Le contrat doctoral de droit public fixe une rémunération minimale lorsque le temps de travail est exclusivement consacré aux activités de recherche liées à la préparation du doctorat. Cette rémunération a été revalorisée dans le cadre de la loi de programmation de la recherche pour les années 2021 à 2030 (LPR) selon le calendrier suivant :

  • Avant la revalorisation : 1758 euros brut mensuel ;
  • 1er septembre 2021 : 1 866 euros brut ;
  • 1er septembre 2022 : 1 975 euros brut ;
  • 1er janvier 2023 : 2 044 euros brut ;
  • 1er janvier 2024 : 2 100 euros brut ;
  • 1er janvier 2025 : 2 200 euros brut ;
  • 1er janvier 2026 : 2 300 euros brut (+30 %). 

Lorsque des missions complémentaires sont confiées au doctorant ou à la doctorante, elles donnent lieu à un complément de rémunération mensuel calculé en fonction du nombre d'heures ou de jours effectués selon le barème des travaux dirigés :

  • Chaque heure d'enseignement est rémunérée au minimum au taux de l'heure de travaux dirigés.
  • Chaque journée de travail est rémunérée, au minimum, au double du taux mentionné au précédent alinéa pour les missions d'expertise, de valorisation des résultats de la recherche ou de diffusion de l'information scientifique.

Le contrat doctoral de droit public est compatible avec la réalisation du projet doctoral dans un cadre partenarial.

Le financement du contrat doctoral de droit public peut provenir de plusieurs sources, la subvention pour charge de service public de l'établissement employeur, un contrat de recherche ou d'autres sources. Un cofinancement par plusieurs acteurs est également possible.

Quelle que soit l'origine des financements apportés à l'établissement (collectivité territoriale, mécénat, etc.), l'établissement peut conclure des contrats doctoraux dès lors que le montant des financements dont il dispose lui permet de rémunérer le doctorant contractuel.

Lorsque la thèse est réalisée en cotutelle internationale de thèse avec au moins une université étrangère, les activités de recherche et les activités complémentaires peuvent être menées en France et dans le pays partenaire, selon les termes d'une convention conclue entre les établissements concernés.

Lorsque le doctorant ou la doctorante accomplit tout ou partie de ses activités dans un établissement différent de celui qui l'emploie, une convention prévoit la définition des activités qui lui sont confiées, les modalités de leur exécution et de leur évaluation, ainsi que la contribution, le cas échéant, versée par l'établissement d'accueil à l'établissement employeur.

Les doctorants contractuels bénéficient des mêmes droits et ont les mêmes obligations que les autres agents contractuels de la fonction publique (congés, protection sociale, etc.) mais le contrat doctoral de droit public prévoit des exceptions ou des aménagements vis-à-vis des dispositions générales qui s'appliquent aux autres agents contractuels de la fonction publique.

L'un de ces points est (Ouvre une nouvelle fenêtre) l'entretien professionnel annuel.
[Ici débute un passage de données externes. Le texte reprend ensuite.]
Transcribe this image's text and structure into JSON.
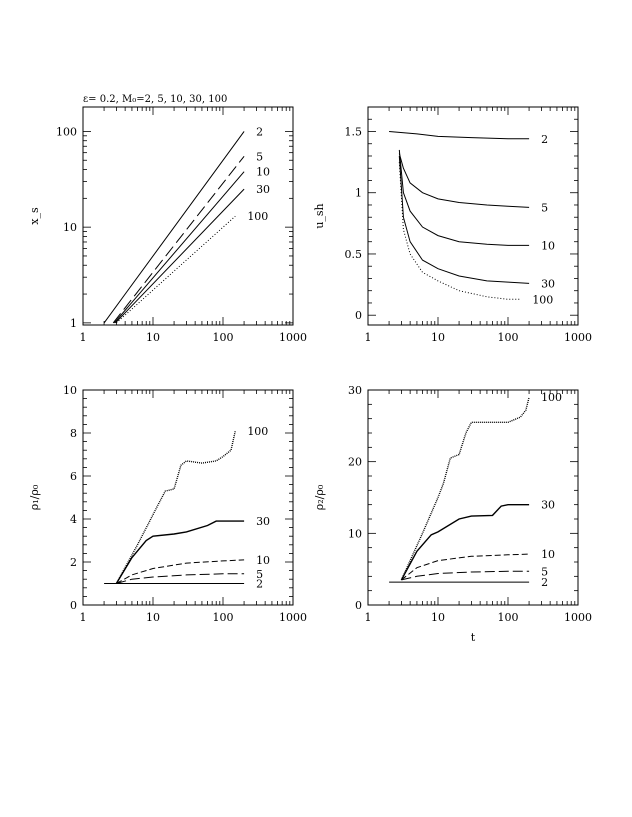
{
  "figure_title": "ε= 0.2, M₀=2, 5, 10, 30, 100",
  "chart_data": [
    {
      "type": "line",
      "id": "xs",
      "title": "ε= 0.2, M₀=2, 5, 10, 30, 100",
      "xlabel": "",
      "ylabel": "x_s",
      "xscale": "log",
      "yscale": "log",
      "xlim": [
        1,
        1000
      ],
      "ylim": [
        0.95,
        180
      ],
      "xticks": [
        1,
        10,
        100,
        1000
      ],
      "xtick_labels": [
        "1",
        "10",
        "100",
        "1000"
      ],
      "yticks": [
        1,
        10,
        100
      ],
      "ytick_labels": [
        "1",
        "10",
        "100"
      ],
      "series": [
        {
          "name": "2",
          "label": "2",
          "dash": "",
          "x": [
            2,
            200
          ],
          "y": [
            1,
            100
          ]
        },
        {
          "name": "5",
          "label": "5",
          "dash": "12 5",
          "x": [
            2.7,
            200
          ],
          "y": [
            1,
            55
          ]
        },
        {
          "name": "10",
          "label": "10",
          "dash": "",
          "x": [
            2.8,
            200
          ],
          "y": [
            1,
            38
          ]
        },
        {
          "name": "30",
          "label": "30",
          "dash": "",
          "x": [
            2.9,
            200
          ],
          "y": [
            1,
            25
          ]
        },
        {
          "name": "100",
          "label": "100",
          "dash": "1 2",
          "x": [
            3,
            150
          ],
          "y": [
            1,
            13
          ]
        }
      ]
    },
    {
      "type": "line",
      "id": "ush",
      "title": "",
      "xlabel": "",
      "ylabel": "u_sh",
      "xscale": "log",
      "yscale": "linear",
      "xlim": [
        1,
        1000
      ],
      "ylim": [
        -0.08,
        1.7
      ],
      "xticks": [
        1,
        10,
        100,
        1000
      ],
      "xtick_labels": [
        "1",
        "10",
        "100",
        "1000"
      ],
      "yticks": [
        0,
        0.5,
        1,
        1.5
      ],
      "ytick_labels": [
        "0",
        "0.5",
        "1",
        "1.5"
      ],
      "series": [
        {
          "name": "2",
          "label": "2",
          "dash": "",
          "x": [
            2,
            5,
            10,
            30,
            100,
            200
          ],
          "y": [
            1.5,
            1.48,
            1.46,
            1.45,
            1.44,
            1.44
          ]
        },
        {
          "name": "5",
          "label": "5",
          "dash": "",
          "x": [
            2.8,
            3.2,
            4,
            6,
            10,
            20,
            50,
            100,
            200
          ],
          "y": [
            1.32,
            1.2,
            1.08,
            1.0,
            0.95,
            0.92,
            0.9,
            0.89,
            0.88
          ]
        },
        {
          "name": "10",
          "label": "10",
          "dash": "",
          "x": [
            2.8,
            3.2,
            4,
            6,
            10,
            20,
            50,
            100,
            200
          ],
          "y": [
            1.35,
            1.0,
            0.85,
            0.72,
            0.65,
            0.6,
            0.58,
            0.57,
            0.57
          ]
        },
        {
          "name": "30",
          "label": "30",
          "dash": "",
          "x": [
            2.8,
            3.2,
            4,
            6,
            10,
            20,
            50,
            100,
            200
          ],
          "y": [
            1.3,
            0.8,
            0.6,
            0.45,
            0.38,
            0.32,
            0.28,
            0.27,
            0.26
          ]
        },
        {
          "name": "100",
          "label": "100",
          "dash": "1 2",
          "x": [
            2.8,
            3.2,
            4,
            6,
            10,
            20,
            50,
            100,
            150
          ],
          "y": [
            1.25,
            0.7,
            0.5,
            0.35,
            0.28,
            0.2,
            0.15,
            0.13,
            0.13
          ]
        }
      ]
    },
    {
      "type": "line",
      "id": "rho1",
      "title": "",
      "xlabel": "",
      "ylabel": "ρ₁/ρ₀",
      "xscale": "log",
      "yscale": "linear",
      "xlim": [
        1,
        1000
      ],
      "ylim": [
        0,
        10
      ],
      "xticks": [
        1,
        10,
        100,
        1000
      ],
      "xtick_labels": [
        "1",
        "10",
        "100",
        "1000"
      ],
      "yticks": [
        0,
        2,
        4,
        6,
        8,
        10
      ],
      "ytick_labels": [
        "0",
        "2",
        "4",
        "6",
        "8",
        "10"
      ],
      "series": [
        {
          "name": "2",
          "label": "2",
          "dash": "",
          "x": [
            2,
            3,
            200
          ],
          "y": [
            1,
            1,
            1
          ]
        },
        {
          "name": "5",
          "label": "5",
          "dash": "10 4",
          "x": [
            3,
            5,
            10,
            30,
            100,
            200
          ],
          "y": [
            1,
            1.2,
            1.3,
            1.4,
            1.45,
            1.45
          ]
        },
        {
          "name": "10",
          "label": "10",
          "dash": "6 3",
          "x": [
            3,
            5,
            10,
            30,
            100,
            200
          ],
          "y": [
            1,
            1.4,
            1.7,
            1.95,
            2.05,
            2.1
          ]
        },
        {
          "name": "30",
          "label": "30",
          "dash": "",
          "x": [
            3,
            5,
            8,
            10,
            20,
            30,
            60,
            80,
            100,
            200
          ],
          "y": [
            1,
            2.2,
            3.0,
            3.2,
            3.3,
            3.4,
            3.7,
            3.9,
            3.9,
            3.9
          ]
        },
        {
          "name": "100",
          "label": "100",
          "dash": "1 1",
          "x": [
            3,
            6,
            10,
            12,
            15,
            20,
            25,
            30,
            50,
            80,
            100,
            130,
            150
          ],
          "y": [
            1,
            2.8,
            4.2,
            4.7,
            5.3,
            5.4,
            6.5,
            6.7,
            6.6,
            6.7,
            6.9,
            7.2,
            8.1
          ]
        }
      ]
    },
    {
      "type": "line",
      "id": "rho2",
      "title": "",
      "xlabel": "t",
      "ylabel": "ρ₂/ρ₀",
      "xscale": "log",
      "yscale": "linear",
      "xlim": [
        1,
        1000
      ],
      "ylim": [
        0,
        30
      ],
      "xticks": [
        1,
        10,
        100,
        1000
      ],
      "xtick_labels": [
        "1",
        "10",
        "100",
        "1000"
      ],
      "yticks": [
        0,
        10,
        20,
        30
      ],
      "ytick_labels": [
        "0",
        "10",
        "20",
        "30"
      ],
      "series": [
        {
          "name": "2",
          "label": "2",
          "dash": "",
          "x": [
            2,
            3,
            200
          ],
          "y": [
            3.2,
            3.2,
            3.2
          ]
        },
        {
          "name": "5",
          "label": "5",
          "dash": "10 4",
          "x": [
            3,
            5,
            10,
            30,
            100,
            200
          ],
          "y": [
            3.5,
            4.0,
            4.4,
            4.6,
            4.7,
            4.7
          ]
        },
        {
          "name": "10",
          "label": "10",
          "dash": "6 3",
          "x": [
            3,
            5,
            10,
            30,
            100,
            200
          ],
          "y": [
            3.5,
            5.2,
            6.2,
            6.8,
            7.0,
            7.1
          ]
        },
        {
          "name": "30",
          "label": "30",
          "dash": "",
          "x": [
            3,
            5,
            8,
            10,
            20,
            30,
            60,
            80,
            100,
            200
          ],
          "y": [
            3.5,
            7.5,
            9.8,
            10.2,
            12.0,
            12.4,
            12.5,
            13.8,
            14.0,
            14.0
          ]
        },
        {
          "name": "100",
          "label": "100",
          "dash": "1 1",
          "x": [
            3,
            6,
            10,
            12,
            15,
            20,
            25,
            30,
            60,
            100,
            150,
            180,
            200
          ],
          "y": [
            3.5,
            10,
            15,
            17,
            20.5,
            21,
            24,
            25.5,
            25.5,
            25.5,
            26.2,
            27.2,
            29
          ]
        }
      ]
    }
  ]
}
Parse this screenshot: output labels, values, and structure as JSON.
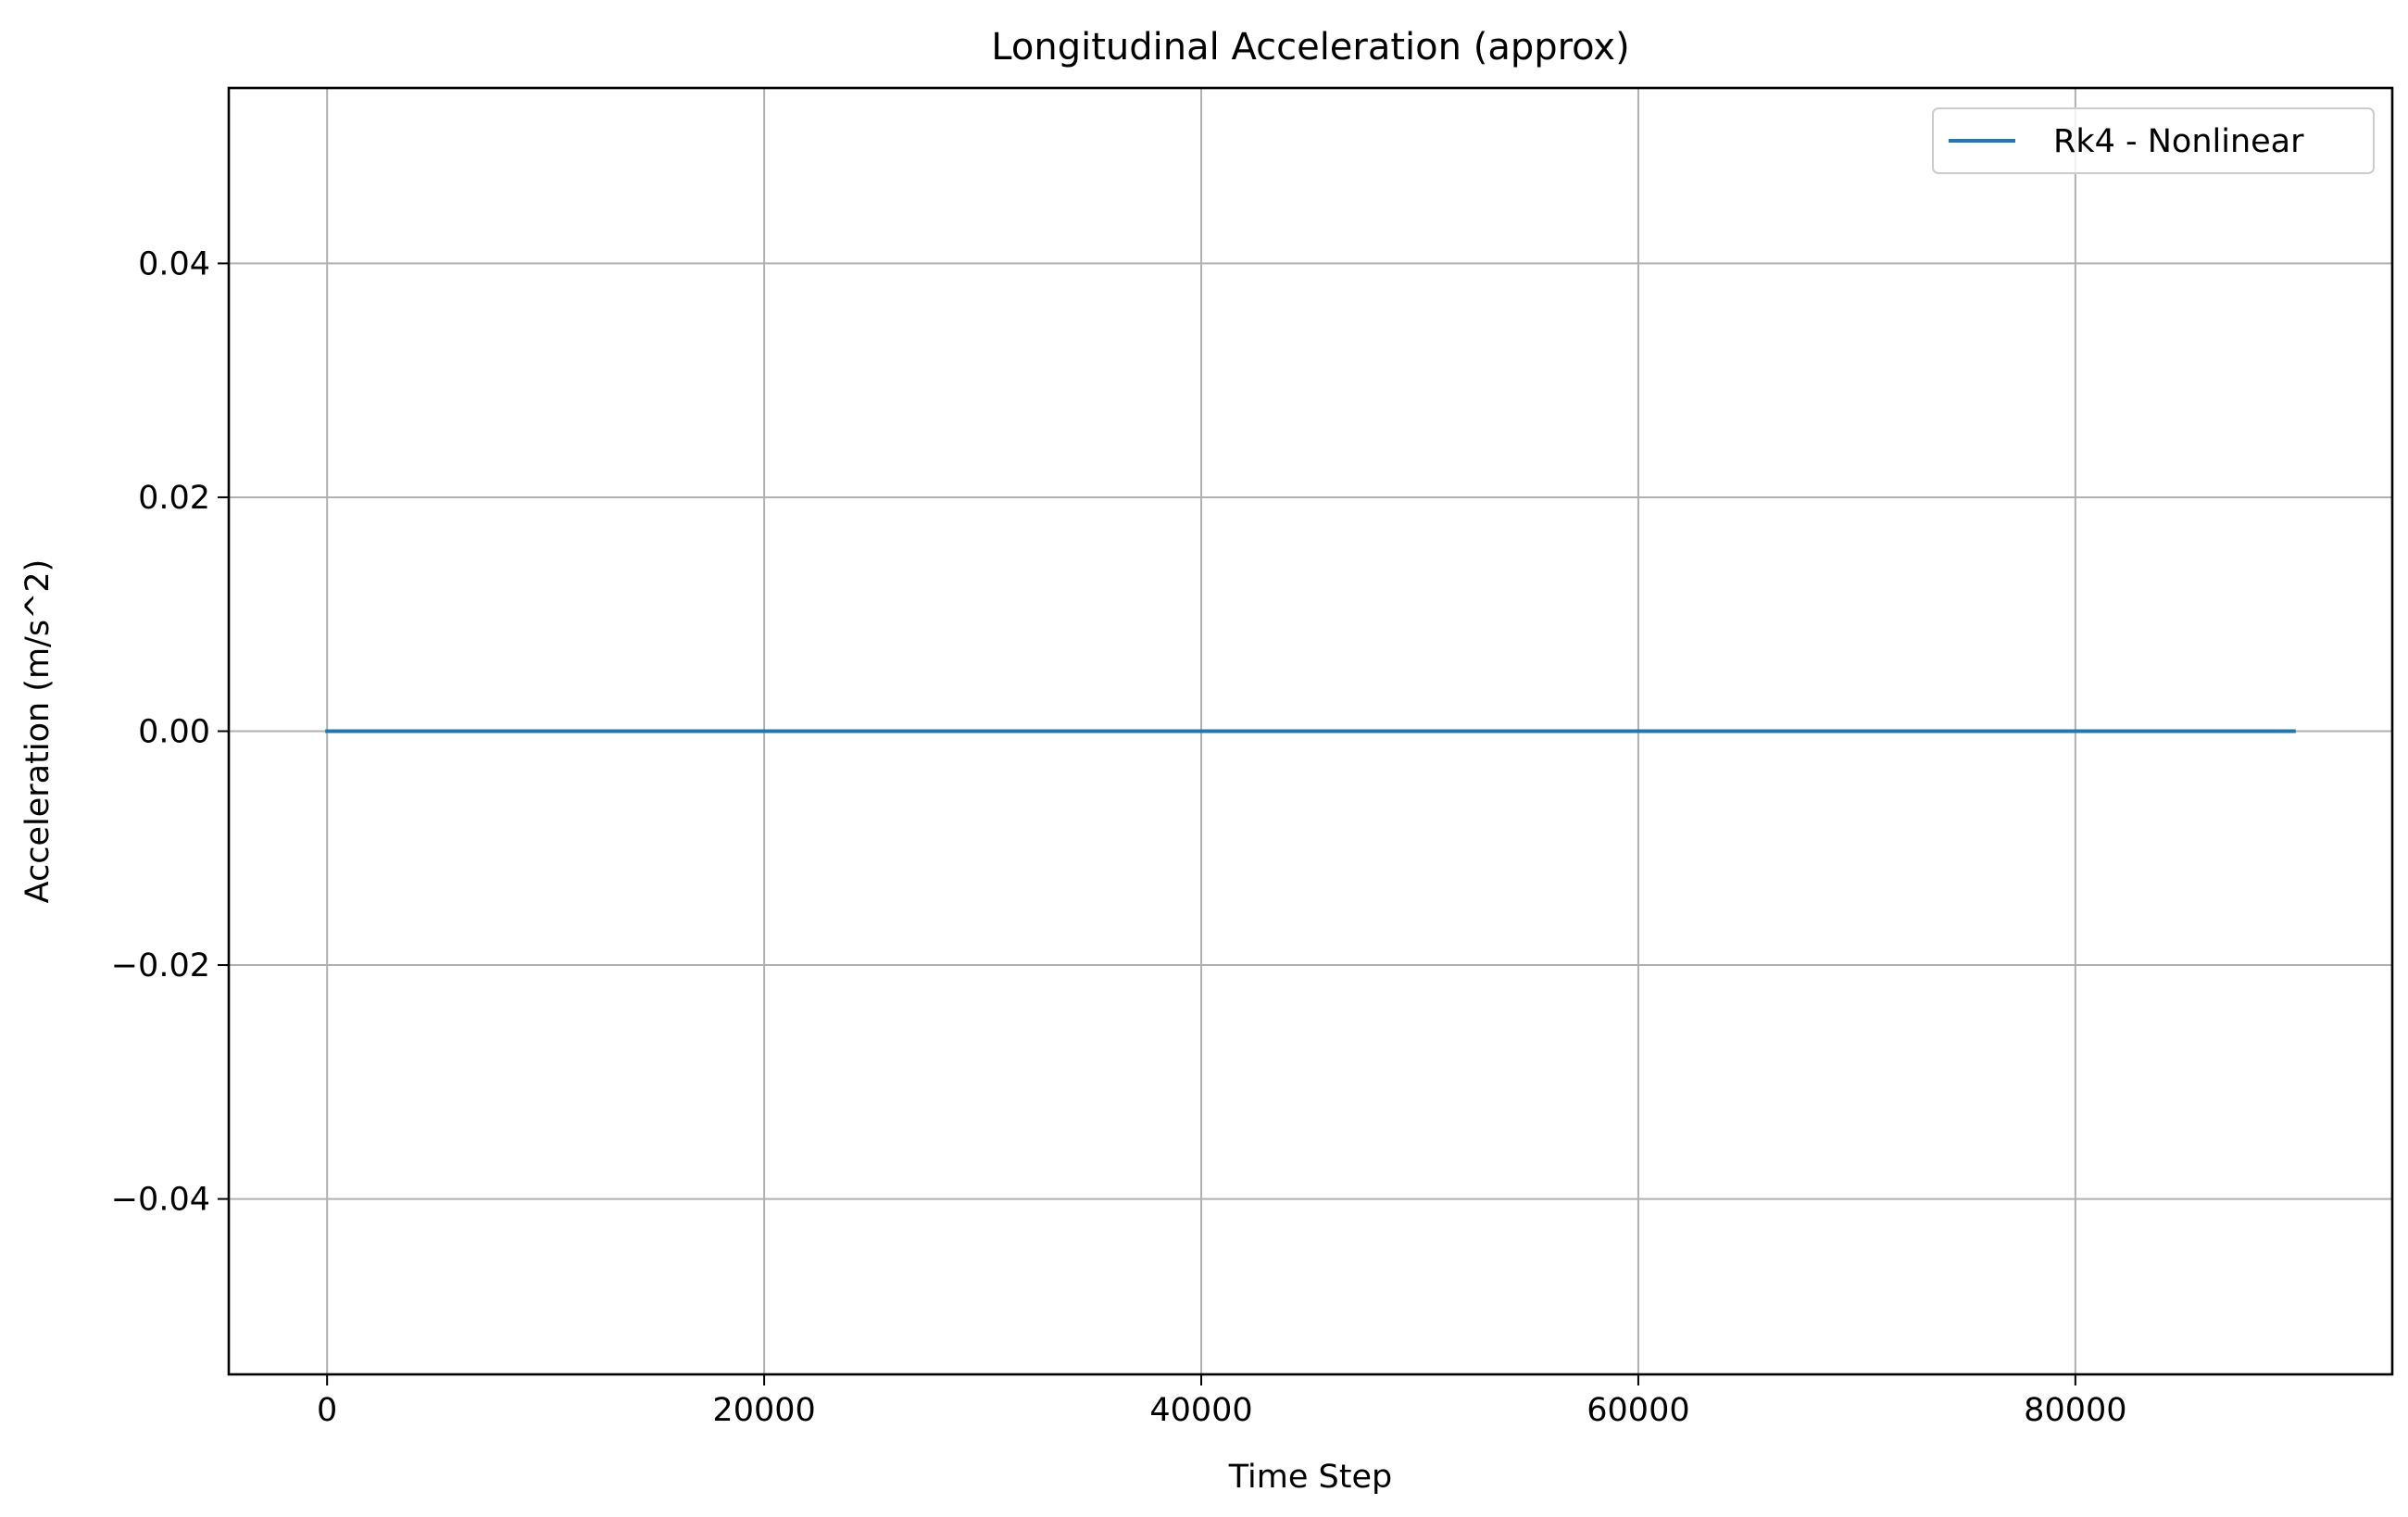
{
  "chart_data": {
    "type": "line",
    "title": "Longitudinal Acceleration (approx)",
    "xlabel": "Time Step",
    "ylabel": "Acceleration (m/s^2)",
    "xlim": [
      -4500,
      94500
    ],
    "ylim": [
      -0.055,
      0.055
    ],
    "xticks": [
      0,
      20000,
      40000,
      60000,
      80000
    ],
    "xtick_labels": [
      "0",
      "20000",
      "40000",
      "60000",
      "80000"
    ],
    "yticks": [
      -0.04,
      -0.02,
      0.0,
      0.02,
      0.04
    ],
    "ytick_labels": [
      "−0.04",
      "−0.02",
      "0.00",
      "0.02",
      "0.04"
    ],
    "grid": true,
    "legend_position": "top-right",
    "series": [
      {
        "name": "Rk4 - Nonlinear",
        "color": "#1f77b4",
        "x": [
          0,
          90000
        ],
        "y": [
          0.0,
          0.0
        ]
      }
    ]
  }
}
Au lieu d'un entretien professionnel annuel, les doctorantes et les doctorants contractuels de droit public ont un (Ouvre une nouvelle fenêtre) comité de suivi individuel, lui aussi annuel, assuré par un comité désigné par l'école doctorale, qui doit se tenir avant chaque réinscription pour tous les doctorants, quels que soient leurs contrats et statuts.